Africa food, agricultural market to hit $1trn by 2030

By Favour Nnabugwu
 
The African Development Bank, AfDB has projected a market $1 trillion  increase yearly for Africa’s food and agriculture market by 2030.
The market is presently running at $280 billion per year but in achieving this ambitious target will require significant new investments and the removal of barriers to agricultural development.
President of the AfDB, Mr.

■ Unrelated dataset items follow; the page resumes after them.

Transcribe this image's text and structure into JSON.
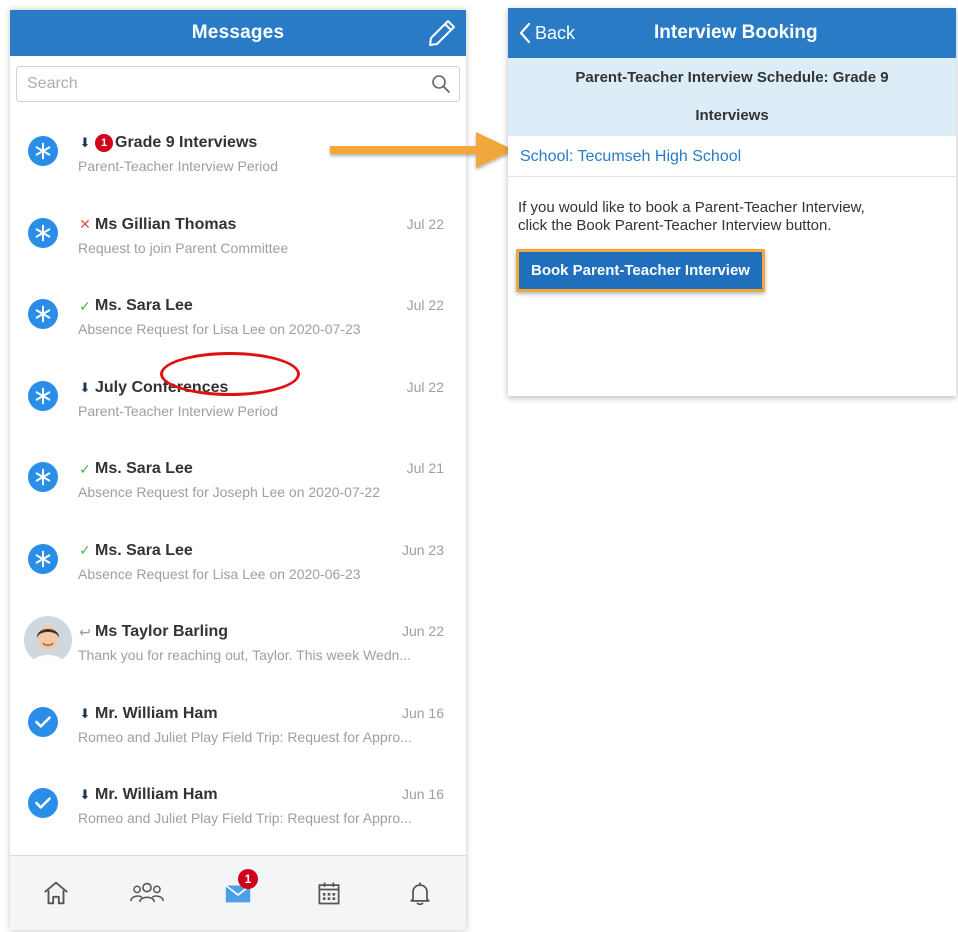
{
  "messages": {
    "title": "Messages",
    "search": {
      "placeholder": "Search"
    },
    "items": [
      {
        "status": "down",
        "badge": "1",
        "sender": "Grade 9 Interviews",
        "date": "",
        "preview": "Parent-Teacher Interview Period",
        "avatar": "asterisk"
      },
      {
        "status": "x",
        "sender": "Ms Gillian Thomas",
        "date": "Jul 22",
        "preview": "Request to join Parent Committee",
        "avatar": "asterisk"
      },
      {
        "status": "check",
        "sender": "Ms. Sara Lee",
        "date": "Jul 22",
        "preview": "Absence Request for Lisa Lee on 2020-07-23",
        "avatar": "asterisk"
      },
      {
        "status": "down",
        "sender": "July Conferences",
        "date": "Jul 22",
        "preview": "Parent-Teacher Interview Period",
        "avatar": "asterisk"
      },
      {
        "status": "check",
        "sender": "Ms. Sara Lee",
        "date": "Jul 21",
        "preview": "Absence Request for Joseph Lee on 2020-07-22",
        "avatar": "asterisk"
      },
      {
        "status": "check",
        "sender": "Ms. Sara Lee",
        "date": "Jun 23",
        "preview": "Absence Request for Lisa Lee on 2020-06-23",
        "avatar": "asterisk"
      },
      {
        "status": "reply",
        "sender": "Ms Taylor Barling",
        "date": "Jun 22",
        "preview": "Thank you for reaching out, Taylor. This week Wedn...",
        "avatar": "photo"
      },
      {
        "status": "down",
        "sender": "Mr. William Ham",
        "date": "Jun 16",
        "preview": "Romeo and Juliet Play Field Trip: Request for Appro...",
        "avatar": "check"
      },
      {
        "status": "down",
        "sender": "Mr. William Ham",
        "date": "Jun 16",
        "preview": "Romeo and Juliet Play Field Trip: Request for Appro...",
        "avatar": "check"
      }
    ],
    "tabbar": {
      "messages_badge": "1"
    }
  },
  "booking": {
    "back_label": "Back",
    "title": "Interview Booking",
    "schedule_line1": "Parent-Teacher Interview Schedule: Grade 9",
    "schedule_line2": "Interviews",
    "school_link": "School: Tecumseh High School",
    "instructions_line1": "If you would like to book a Parent-Teacher Interview,",
    "instructions_line2": "click the Book Parent-Teacher Interview button.",
    "book_button": "Book Parent-Teacher Interview"
  },
  "colors": {
    "header_blue": "#2a7bc6",
    "avatar_blue": "#2a8ee8",
    "badge_red": "#d0021b",
    "highlight_orange": "#f1a73a",
    "schedule_band": "#dcedf8",
    "annotation_red": "#e01010"
  }
}
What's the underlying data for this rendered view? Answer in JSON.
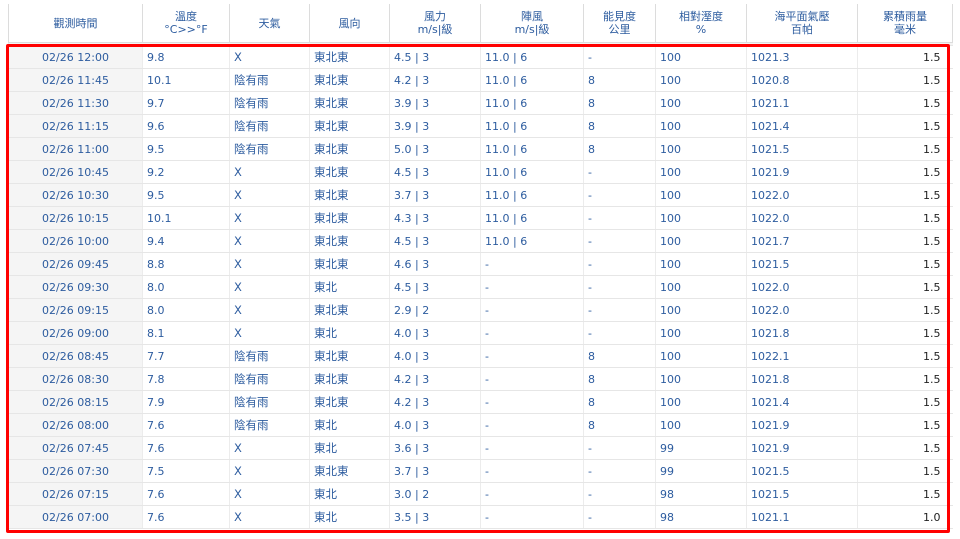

Akinwunmi Adesina disclose this in Dakar Summit that much of the new investment in raising agricultural productivity, supporting infrastructure, climate smart agricultural systems and other improvements all along the food value chain will come from the private sector.
The African Development Bank offers support to all actors in the sector, regardless of their size: small farmers, traders, producers and distributors of inputs, commercial banks and industrialists.
 In addition to providing the necessary tools and know-how, the aim is to provide capital to all players in the agro-industrial value chains, enabling them to invest and develop with best practices.
In as much as the sector has its growth advantages so are obstacles to the development of it.
“The obstacles to the development of the private agro-industrial sector are both structural small size of the majority of farms, lack of infrastructure and financing and cyclical price volatility, disruption of supply chains, climate shocks”
Adesina said that a major obstacle to the development of private actors is the lack of credit financing, on the order of $27 billion to $65 billion per year, according to several studies.
“This is largely due to the perceived risk of investing in agriculture. To address this and attract private investors, the Bank is designing and deploying risk reduction tools.